The bonds are sold by the government of Israel to help in its economic development. However, although they have been available all over the world for the past 30 years, they have never been sold in Britain. But the way has been cleared following the British government’s abolition of foreign currency controls.

They will be sold in dollars by the newly formed Israel Development Company (UK) headed by Sir Isaac as president and Stanley Berwin, as chairman. Berwin, a lawyer, has been involved in negotiations with the British government and Bank of England for a long time on behalf of the Bonds Organization.

The development company has applied for a license to the British Department of Trade and it expects to receive one in about three months. Until then the bonds can only be sold indirectly by brokers in the City of London. But even then it will initially sell only to financial institutions rather than to individuals and according to Yigal Meerovich, the Bond Organization’s manager in Britain, “We will keep a low profile.”

This is to avoid competing with the well established Joint Israel Appeal which has recently been raising about 10 million Pounds Sterling a year. Much of the Joint Israel Appeal money is spent on communal Zionist activity in Britain rather than exclusively in Israel.

PREVIOUS ATTEMPTS OPPOSED

The first public statement about the launching of bonds here is expected this week at a reception to be attended by Sam Rothberg, the general chairman of the Israel Bonds Organization in the United States. Since Israel bonds first went on sale in the U.S. 30 years ago, they have netted $5.1 billion, of which just under half has been redeemed. They have a life of 50 years and attract annual interest of four percent.

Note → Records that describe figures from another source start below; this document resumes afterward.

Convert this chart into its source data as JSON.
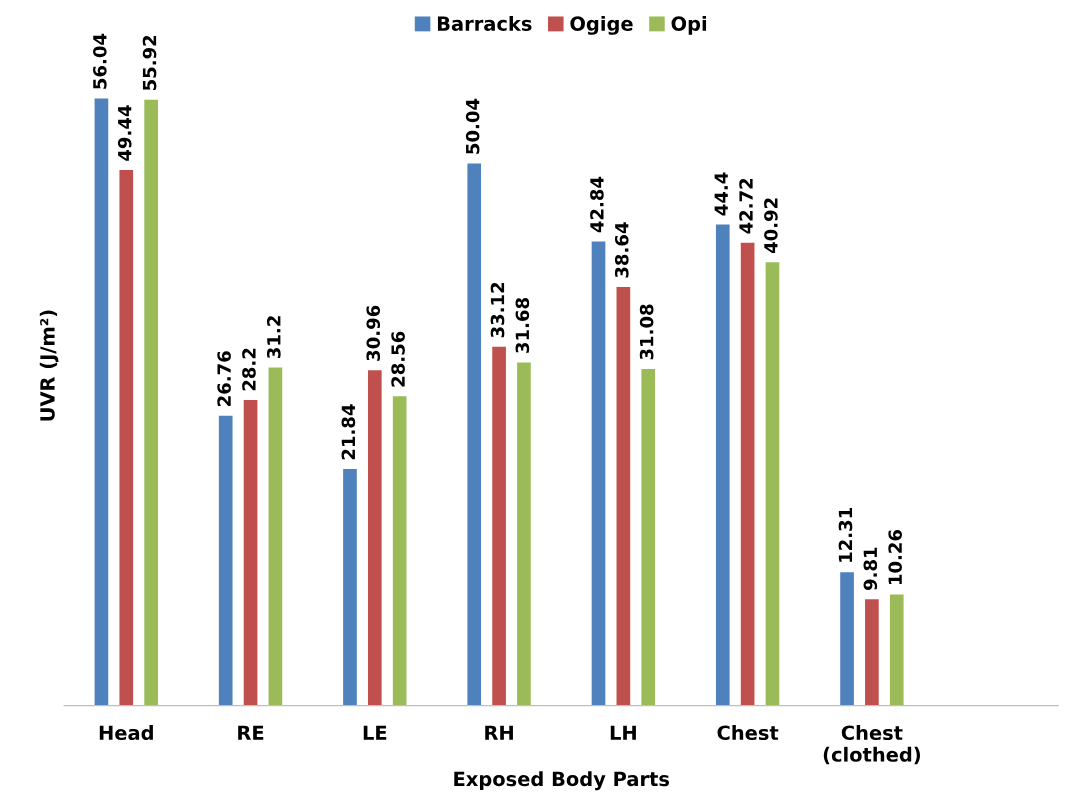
{
  "chart_data": {
    "type": "bar",
    "xlabel": "Exposed Body Parts",
    "ylabel": "UVR (J/m²)",
    "categories": [
      "Head",
      "RE",
      "LE",
      "RH",
      "LH",
      "Chest",
      "Chest\n(clothed)",
      null
    ],
    "series": [
      {
        "name": "Barracks",
        "color": "#4f81bd",
        "values": [
          56.04,
          26.76,
          21.84,
          50.04,
          42.84,
          44.4,
          12.31,
          null
        ]
      },
      {
        "name": "Ogige",
        "color": "#c0504d",
        "values": [
          49.44,
          28.2,
          30.96,
          33.12,
          38.64,
          42.72,
          9.81,
          null
        ]
      },
      {
        "name": "Opi",
        "color": "#9bbb59",
        "values": [
          55.92,
          31.2,
          28.56,
          31.68,
          31.08,
          40.92,
          10.26,
          null
        ]
      }
    ],
    "data_labels": true,
    "legend": "top",
    "grid": false
  }
}
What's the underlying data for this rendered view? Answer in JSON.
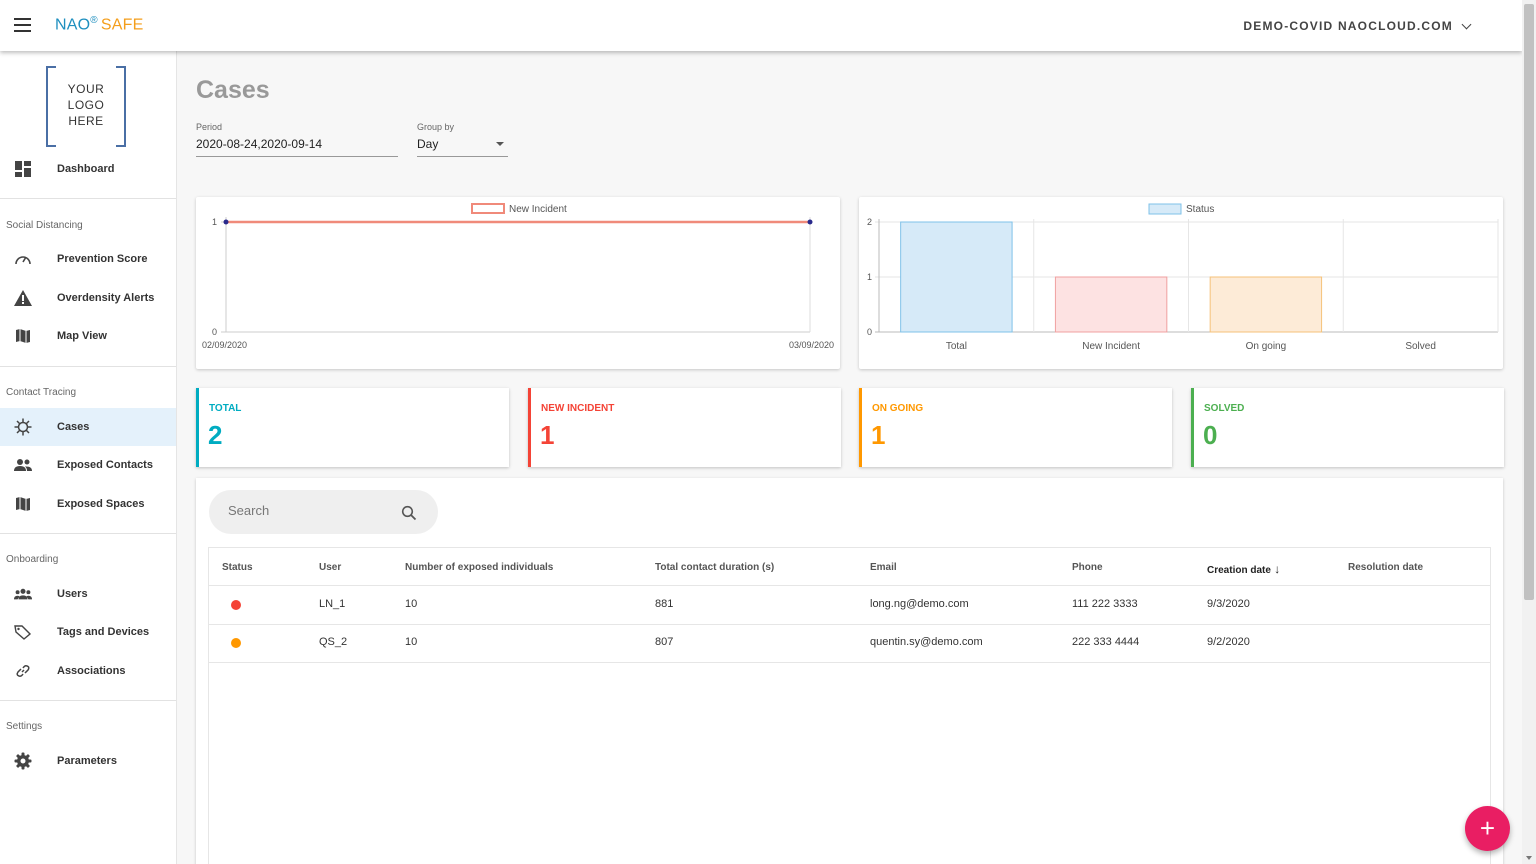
{
  "brand": {
    "nao": "NAO",
    "reg": "®",
    "safe": "SAFE"
  },
  "account": {
    "label": "DEMO-COVID NAOCLOUD.COM"
  },
  "logo": {
    "text": "YOUR\nLOGO\nHERE"
  },
  "sidebar": {
    "dashboard": "Dashboard",
    "sections": {
      "social": "Social Distancing",
      "contact": "Contact Tracing",
      "onboarding": "Onboarding",
      "settings": "Settings"
    },
    "items": {
      "prevention": "Prevention Score",
      "overdensity": "Overdensity Alerts",
      "map": "Map View",
      "cases": "Cases",
      "exposed_contacts": "Exposed Contacts",
      "exposed_spaces": "Exposed Spaces",
      "users": "Users",
      "tags": "Tags and Devices",
      "associations": "Associations",
      "parameters": "Parameters"
    }
  },
  "page": {
    "title": "Cases"
  },
  "filters": {
    "period_label": "Period",
    "period_value": "2020-08-24,2020-09-14",
    "group_label": "Group by",
    "group_value": "Day"
  },
  "chart_data": [
    {
      "type": "line",
      "title": "",
      "series": [
        {
          "name": "New Incident",
          "values": [
            1,
            1
          ]
        }
      ],
      "x": [
        "02/09/2020",
        "03/09/2020"
      ],
      "y_ticks": [
        "0",
        "1"
      ],
      "ylim": [
        0,
        1
      ],
      "color": "#f08a7a",
      "point_color": "#2a2a8c",
      "legend": "top"
    },
    {
      "type": "bar",
      "title": "",
      "categories": [
        "Total",
        "New Incident",
        "On going",
        "Solved"
      ],
      "series": [
        {
          "name": "Status",
          "values": [
            2,
            1,
            1,
            0
          ]
        }
      ],
      "y_ticks": [
        "0",
        "1",
        "2"
      ],
      "ylim": [
        0,
        2
      ],
      "fills": [
        "#d6eaf8",
        "#fde2e2",
        "#fdebd7",
        "#e8f5e9"
      ],
      "strokes": [
        "#7fc1e8",
        "#f0a0a0",
        "#f5c27a",
        "#8fd09a"
      ],
      "legend_fill": "#d6eaf8",
      "legend_stroke": "#7fc1e8",
      "legend": "top"
    }
  ],
  "stats": [
    {
      "label": "TOTAL",
      "value": "2",
      "color": "#00acc1"
    },
    {
      "label": "NEW INCIDENT",
      "value": "1",
      "color": "#f44336"
    },
    {
      "label": "ON GOING",
      "value": "1",
      "color": "#ff9800"
    },
    {
      "label": "SOLVED",
      "value": "0",
      "color": "#4caf50"
    }
  ],
  "search": {
    "placeholder": "Search"
  },
  "table": {
    "headers": [
      "Status",
      "User",
      "Number of exposed individuals",
      "Total contact duration (s)",
      "Email",
      "Phone",
      "Creation date",
      "Resolution date"
    ],
    "sort_indicator": "↓",
    "rows": [
      {
        "status_color": "#f44336",
        "user": "LN_1",
        "exposed": "10",
        "duration": "881",
        "email": "long.ng@demo.com",
        "phone": "111 222 3333",
        "created": "9/3/2020",
        "resolved": ""
      },
      {
        "status_color": "#ff9800",
        "user": "QS_2",
        "exposed": "10",
        "duration": "807",
        "email": "quentin.sy@demo.com",
        "phone": "222 333 4444",
        "created": "9/2/2020",
        "resolved": ""
      }
    ]
  },
  "fab": {
    "label": "+"
  }
}
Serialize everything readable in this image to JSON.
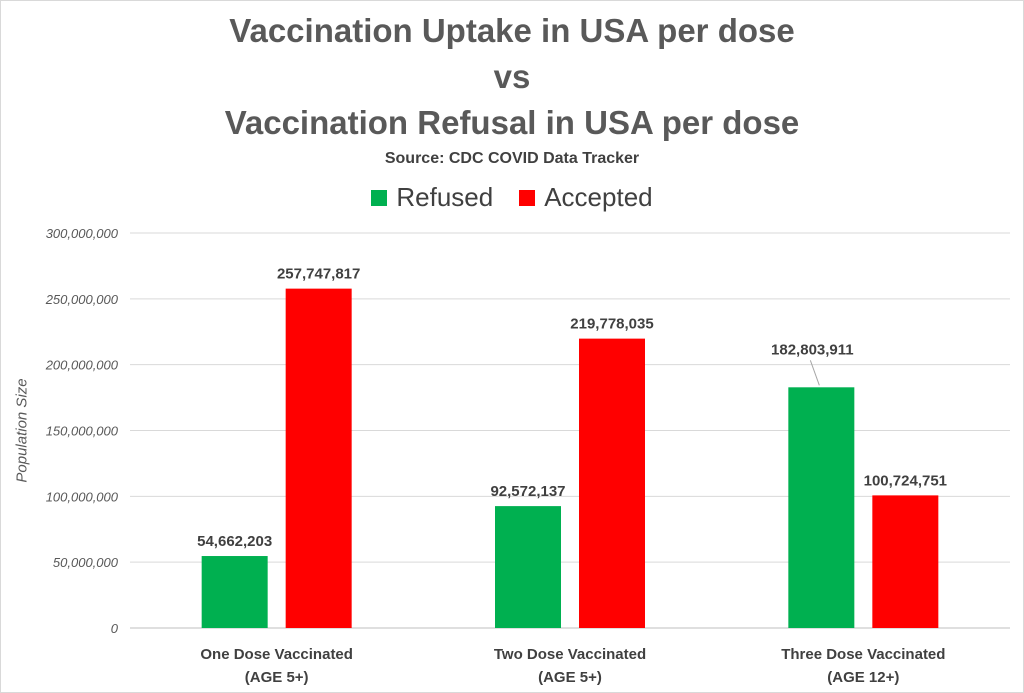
{
  "title_lines": [
    "Vaccination Uptake in USA per dose",
    "vs",
    "Vaccination Refusal in USA per dose"
  ],
  "subtitle": "Source: CDC COVID Data Tracker",
  "colors": {
    "refused": "#00b050",
    "accepted": "#ff0000",
    "grid": "#d9d9d9",
    "text": "#595959"
  },
  "chart_data": {
    "type": "bar",
    "title": "Vaccination Uptake in USA per dose vs Vaccination Refusal in USA per dose",
    "subtitle": "Source: CDC COVID Data Tracker",
    "categories": [
      [
        "One Dose Vaccinated",
        "(AGE 5+)"
      ],
      [
        "Two Dose Vaccinated",
        "(AGE 5+)"
      ],
      [
        "Three Dose Vaccinated",
        "(AGE 12+)"
      ]
    ],
    "series": [
      {
        "name": "Refused",
        "values": [
          54662203,
          92572137,
          182803911
        ],
        "labels": [
          "54,662,203",
          "92,572,137",
          "182,803,911"
        ]
      },
      {
        "name": "Accepted",
        "values": [
          257747817,
          219778035,
          100724751
        ],
        "labels": [
          "257,747,817",
          "219,778,035",
          "100,724,751"
        ]
      }
    ],
    "xlabel": "",
    "ylabel": "Population Size",
    "ylim": [
      0,
      300000000
    ],
    "yticks": [
      0,
      50000000,
      100000000,
      150000000,
      200000000,
      250000000,
      300000000
    ],
    "ytick_labels": [
      "0",
      "50,000,000",
      "100,000,000",
      "150,000,000",
      "200,000,000",
      "250,000,000",
      "300,000,000"
    ],
    "grid": true,
    "legend": "top-center"
  }
}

Long before the lifting of exchange controls in Britain, there had been attempts to sell Israel government bonds here. But the British Treasury and Bank of England said they were opposed to any foreign government raising money here in this way.

One plan put to them in recent years had been for the sale of bonds in Sterling on the understanding that the cash would be spent in Britain. With the ending of currency controls, however, it has become possible for British investors and supporters of Israel to buy the development bonds in U.S. dollars.

It is probably only a matter of time, too, before the bonds go on sale publicly as they are in America and other Western countries with substantial Jewish communities.